Just wondering whether there are any safe, simple and cost effective ways that a homeowner in a cold climate could use the heat produced by an atmospheric vented hot water heater as an emergency heat source during a power outage.  With recent power outages in US and Canada, that c/b a good thing.



I was looking at the local gas/plumbing codes and it looks like a homeowner can use a hot water tank for both potable water and space heating, as long as (1) the HWT is rated for both potable and space heating purposes, (2) the combined length of the supply and return pipe to the heat emitter is 50 feet or less, (3) potable water circulates through the whole heating circuit at least once every 24 hours, and (4) all components in the heating circuit have never been exposed to toxic chemicals.  While a heat exchanger would qualify as the heat emitter for code purposes, I'm looking for a simpler/lower-cost alternative.

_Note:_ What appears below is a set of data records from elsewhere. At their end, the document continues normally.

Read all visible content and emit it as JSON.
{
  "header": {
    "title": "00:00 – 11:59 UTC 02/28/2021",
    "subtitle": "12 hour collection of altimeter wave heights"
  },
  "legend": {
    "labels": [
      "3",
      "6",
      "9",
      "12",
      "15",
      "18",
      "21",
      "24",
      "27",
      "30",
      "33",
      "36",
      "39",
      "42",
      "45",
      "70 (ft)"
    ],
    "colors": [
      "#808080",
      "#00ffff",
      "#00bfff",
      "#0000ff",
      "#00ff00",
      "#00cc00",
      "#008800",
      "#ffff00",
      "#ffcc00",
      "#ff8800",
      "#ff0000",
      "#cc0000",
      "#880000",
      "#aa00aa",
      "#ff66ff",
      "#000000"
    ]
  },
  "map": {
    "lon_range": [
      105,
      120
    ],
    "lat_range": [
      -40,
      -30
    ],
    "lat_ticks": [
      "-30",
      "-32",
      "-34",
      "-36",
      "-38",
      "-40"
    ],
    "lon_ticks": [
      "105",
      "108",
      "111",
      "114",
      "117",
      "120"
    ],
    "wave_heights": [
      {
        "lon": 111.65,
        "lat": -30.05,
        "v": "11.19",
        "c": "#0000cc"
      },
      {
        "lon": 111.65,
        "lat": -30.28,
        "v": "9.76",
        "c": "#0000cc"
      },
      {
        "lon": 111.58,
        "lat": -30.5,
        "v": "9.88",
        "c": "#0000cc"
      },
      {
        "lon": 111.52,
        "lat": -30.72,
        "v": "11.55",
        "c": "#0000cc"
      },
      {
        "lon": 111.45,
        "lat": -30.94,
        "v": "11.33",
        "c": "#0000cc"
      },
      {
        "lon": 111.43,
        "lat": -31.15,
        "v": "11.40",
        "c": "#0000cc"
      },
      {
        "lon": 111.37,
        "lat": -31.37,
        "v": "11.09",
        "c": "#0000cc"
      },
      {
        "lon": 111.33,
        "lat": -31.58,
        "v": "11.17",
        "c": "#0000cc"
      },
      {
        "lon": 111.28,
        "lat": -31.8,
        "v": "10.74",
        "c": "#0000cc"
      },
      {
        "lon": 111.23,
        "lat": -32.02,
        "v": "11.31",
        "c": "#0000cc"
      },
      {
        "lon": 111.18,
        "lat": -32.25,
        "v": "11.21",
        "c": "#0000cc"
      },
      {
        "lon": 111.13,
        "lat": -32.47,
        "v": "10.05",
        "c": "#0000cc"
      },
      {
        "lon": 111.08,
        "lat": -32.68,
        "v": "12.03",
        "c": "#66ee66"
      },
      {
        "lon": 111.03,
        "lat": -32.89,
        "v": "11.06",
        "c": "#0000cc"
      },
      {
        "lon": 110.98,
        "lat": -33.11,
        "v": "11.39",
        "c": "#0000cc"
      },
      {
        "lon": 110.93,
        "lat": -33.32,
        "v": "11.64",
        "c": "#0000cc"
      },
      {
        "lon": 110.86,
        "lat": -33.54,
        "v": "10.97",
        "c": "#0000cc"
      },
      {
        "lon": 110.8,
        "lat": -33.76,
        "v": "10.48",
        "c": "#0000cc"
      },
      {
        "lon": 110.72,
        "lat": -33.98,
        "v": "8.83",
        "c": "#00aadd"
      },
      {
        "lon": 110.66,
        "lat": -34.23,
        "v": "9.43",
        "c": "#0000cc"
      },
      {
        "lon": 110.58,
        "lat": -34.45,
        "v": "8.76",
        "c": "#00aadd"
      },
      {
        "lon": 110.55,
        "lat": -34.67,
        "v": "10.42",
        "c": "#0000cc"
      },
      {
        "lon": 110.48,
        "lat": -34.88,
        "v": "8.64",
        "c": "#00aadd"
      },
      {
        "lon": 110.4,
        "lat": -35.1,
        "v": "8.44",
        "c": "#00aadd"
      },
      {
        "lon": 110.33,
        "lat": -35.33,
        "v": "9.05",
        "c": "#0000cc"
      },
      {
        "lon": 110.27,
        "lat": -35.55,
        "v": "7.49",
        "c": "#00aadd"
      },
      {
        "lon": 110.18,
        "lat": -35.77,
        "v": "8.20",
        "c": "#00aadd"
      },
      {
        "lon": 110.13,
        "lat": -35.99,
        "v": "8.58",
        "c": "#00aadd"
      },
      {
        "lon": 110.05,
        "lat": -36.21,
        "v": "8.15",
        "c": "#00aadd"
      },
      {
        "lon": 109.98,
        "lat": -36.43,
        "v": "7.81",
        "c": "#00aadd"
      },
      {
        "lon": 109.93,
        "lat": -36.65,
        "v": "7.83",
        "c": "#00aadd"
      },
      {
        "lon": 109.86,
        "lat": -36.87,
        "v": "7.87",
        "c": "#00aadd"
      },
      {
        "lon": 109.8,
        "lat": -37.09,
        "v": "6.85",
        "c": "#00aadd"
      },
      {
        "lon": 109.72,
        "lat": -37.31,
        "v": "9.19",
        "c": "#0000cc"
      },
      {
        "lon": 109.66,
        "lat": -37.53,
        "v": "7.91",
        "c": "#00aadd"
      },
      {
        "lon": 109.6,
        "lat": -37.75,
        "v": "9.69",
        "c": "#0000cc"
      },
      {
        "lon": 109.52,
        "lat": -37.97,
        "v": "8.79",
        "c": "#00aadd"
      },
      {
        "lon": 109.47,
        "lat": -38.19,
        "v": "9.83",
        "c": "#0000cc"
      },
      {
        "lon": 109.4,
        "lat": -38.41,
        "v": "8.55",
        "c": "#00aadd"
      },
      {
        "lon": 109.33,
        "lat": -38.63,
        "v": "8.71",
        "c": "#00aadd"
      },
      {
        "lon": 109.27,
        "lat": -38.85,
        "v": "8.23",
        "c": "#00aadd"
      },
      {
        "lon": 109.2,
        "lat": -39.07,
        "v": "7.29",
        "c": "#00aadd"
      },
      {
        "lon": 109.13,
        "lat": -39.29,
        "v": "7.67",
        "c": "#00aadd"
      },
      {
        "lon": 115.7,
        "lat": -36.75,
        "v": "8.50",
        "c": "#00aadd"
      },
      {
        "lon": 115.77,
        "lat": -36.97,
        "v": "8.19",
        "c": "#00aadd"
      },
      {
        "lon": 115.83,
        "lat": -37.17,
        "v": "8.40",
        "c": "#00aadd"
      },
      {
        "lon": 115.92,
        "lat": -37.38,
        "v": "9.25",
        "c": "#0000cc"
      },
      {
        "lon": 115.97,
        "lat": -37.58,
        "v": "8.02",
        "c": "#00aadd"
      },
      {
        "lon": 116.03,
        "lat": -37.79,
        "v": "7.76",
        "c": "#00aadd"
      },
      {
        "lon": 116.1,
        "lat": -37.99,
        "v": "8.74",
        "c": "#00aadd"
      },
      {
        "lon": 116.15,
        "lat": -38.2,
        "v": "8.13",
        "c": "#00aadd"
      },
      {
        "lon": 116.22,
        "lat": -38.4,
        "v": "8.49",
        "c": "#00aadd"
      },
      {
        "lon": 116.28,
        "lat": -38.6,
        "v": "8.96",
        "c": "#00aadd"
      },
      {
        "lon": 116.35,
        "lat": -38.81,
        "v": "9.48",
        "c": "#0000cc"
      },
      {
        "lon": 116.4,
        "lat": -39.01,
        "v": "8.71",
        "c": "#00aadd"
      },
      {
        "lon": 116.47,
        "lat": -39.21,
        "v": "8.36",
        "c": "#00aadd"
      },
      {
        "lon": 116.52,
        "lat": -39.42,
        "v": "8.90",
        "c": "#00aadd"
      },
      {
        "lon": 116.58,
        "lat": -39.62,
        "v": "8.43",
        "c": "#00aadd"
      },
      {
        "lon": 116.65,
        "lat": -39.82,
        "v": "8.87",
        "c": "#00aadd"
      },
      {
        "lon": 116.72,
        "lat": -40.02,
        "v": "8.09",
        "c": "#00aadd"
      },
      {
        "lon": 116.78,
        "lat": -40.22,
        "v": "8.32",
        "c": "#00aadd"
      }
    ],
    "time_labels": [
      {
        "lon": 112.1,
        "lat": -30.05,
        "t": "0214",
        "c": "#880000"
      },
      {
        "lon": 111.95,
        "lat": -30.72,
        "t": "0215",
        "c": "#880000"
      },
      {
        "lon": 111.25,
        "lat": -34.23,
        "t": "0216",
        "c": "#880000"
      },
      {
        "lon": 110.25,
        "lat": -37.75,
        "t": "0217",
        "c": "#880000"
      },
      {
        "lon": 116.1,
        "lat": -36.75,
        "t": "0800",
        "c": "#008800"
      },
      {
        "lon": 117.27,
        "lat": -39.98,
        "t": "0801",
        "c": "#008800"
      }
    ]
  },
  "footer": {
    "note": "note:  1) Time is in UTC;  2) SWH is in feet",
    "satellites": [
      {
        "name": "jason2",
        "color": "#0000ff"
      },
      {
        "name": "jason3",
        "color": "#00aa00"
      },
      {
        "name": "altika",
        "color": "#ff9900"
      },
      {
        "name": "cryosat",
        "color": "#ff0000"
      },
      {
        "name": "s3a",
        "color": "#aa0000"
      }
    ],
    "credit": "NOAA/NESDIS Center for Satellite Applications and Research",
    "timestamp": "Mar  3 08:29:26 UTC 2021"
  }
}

At first glance, as long as one buys an atmospheric vented hot water tank rated for both potable and space heating purposes (e.g. John Woods 75 gallon light duty commercial), it looks like one could run 3/4 inch supply and return piping to a big old radiator, perhaps in central location on  main floor to create gravity fed circulation.  And then use the valves in the big old radiator to keep potable water circulating through that circuit back to the HWT.  While not ideal, some heat is way better than no heat when it's minus 25 degrees Celsius outside (which is about -13 degrees Fahrenheit).



Helpful suggestions/tips, particularly from those who've done something similar, much appreciated.  Thanks.



BTW, primary heat source in residence is a natural gas furnace that requires electricity from the local power company to run.